En tout état de cause, il y aura une année transitoire : 2017 dont les revenus ne seront pas imposés en principe. En 2017, les contribuables paieront leurs impôts sur les revenus de l’année 2016. En 2018, le PAS sera effectif et les contribuables paieront leurs impôts sur les revenus de l’année 2018. Globalement, et au premier ordre, cela ne changera rien pour l’Etat et les contribuables. Mais, les jeunes qui commenceront à travailler en 2018 paieront immédiatement l’IR pour 2018 ; les personnes qui prendront leur retraite en 2017 seront gagnantes puisqu’en 2018, elles paieront l’impôt sur leur pension de retraite de 2018 (et non sur leurs salaires de 2017 a priori plus élevés). Seront aussi gagnants les héritiers des personnes qui décéderont en 2017.

Malheureusement, la réforme a déjà été annoncée. Elle devrait être votée en 2016. Aussi, les contribuables pourront-ils avoir la tentation de concentrer leurs revenus exceptionnels en 2017 pour qu’ils ne soient pas imposés. Au niveau des salariés, l’effet sera sans doute limité ; certains pourraient vouloir travailler davantage, faire plus d’heures supplémentaires ; d’autres demanderont à leur entreprise de payer en 2017 leurs primes de 2016 ou de 2018 ; mais les entreprises seront sans doute réticentes. Il faudra cependant mettre en garde les entreprises contre la distribution de primes exceptionnelles aux salariés en 2017, mettre en place un dispositif de contrôle. Par contre, l’effet pourrait être extrêmement fort pour les dividendes et les plus-values (mobilières ou immobilières). Ainsi, chacun pourra-t-il purger ses plus-values mobilières en 2017 en vendant et en rachetant immédiatement ses titres. Il faudrait donc que la non-imposition des revenus de 2017 ne s’applique pas aux dividendes et plus-values. Mais le Conseil constitutionnel acceptera-t-il un traitement spécifique ?

En sens inverse, les ménages qui auront des droits à crédit d’impôt en 2017 devront pouvoir les faire valoir en 2018. D’une part, il serait sans doute inconstitutionnel de les en priver. D’autre part, cela aurait des conséquences fâcheuses si en 2017 les contribuables renoncent, pour des raisons fiscales, à verser aux œuvres et aux partis politiques, à payer leurs cotisations syndicales, à employer (et déclarer) du personnel pour les services à domicile, à effectuer des travaux d’économies d’énergie, à prendre soin des monuments historiques, etc… Et que faire des déductions pour pension alimentaire, des versements au PERP, des réductions d’impôt pour enfant scolarisé, des déductions pour frais de garde ?

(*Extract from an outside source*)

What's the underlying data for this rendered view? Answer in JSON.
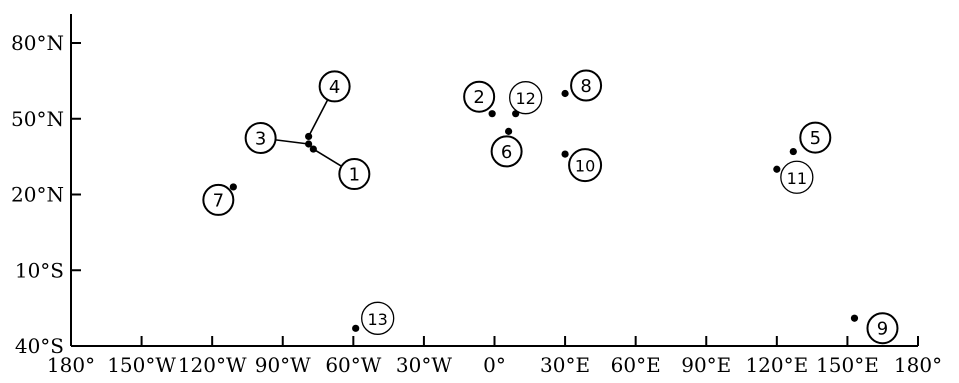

Il faudra donc faire un inventaire minutieux de tous les types de revenus (pour éviter l’optimisation fiscale) et de toutes les dépenses fiscales (pour maintenir celles dont l’effet incitatif ne peut être suspendu en 2017). Ainsi, la déclaration récapitulative de 2018 devra obligatoirement intégrer les revenus de 2017 et 2018, avec un traitement différencié de chaque ligne, traitement qui devra être accepté par la Conseil constitutionnel.

Un projet saugrenu

Dans une note récente de Terra Nova, « Retenue à la source : le choc de simplification à l’épreuve du conservatisme administratif », Romain Perez et Marc Wolf s’appuient sur les progrès de l’informatisation et la prochaine mise en place de la Déclaration sociale nominative pour imaginer un logiciel centralisé à Bercy qui serait capable d’indiquer en temps réel à chaque entreprise, mois après mois, combien il doit prélever à chaque salarié pour aboutir en fin d’année au bon niveau d’IR.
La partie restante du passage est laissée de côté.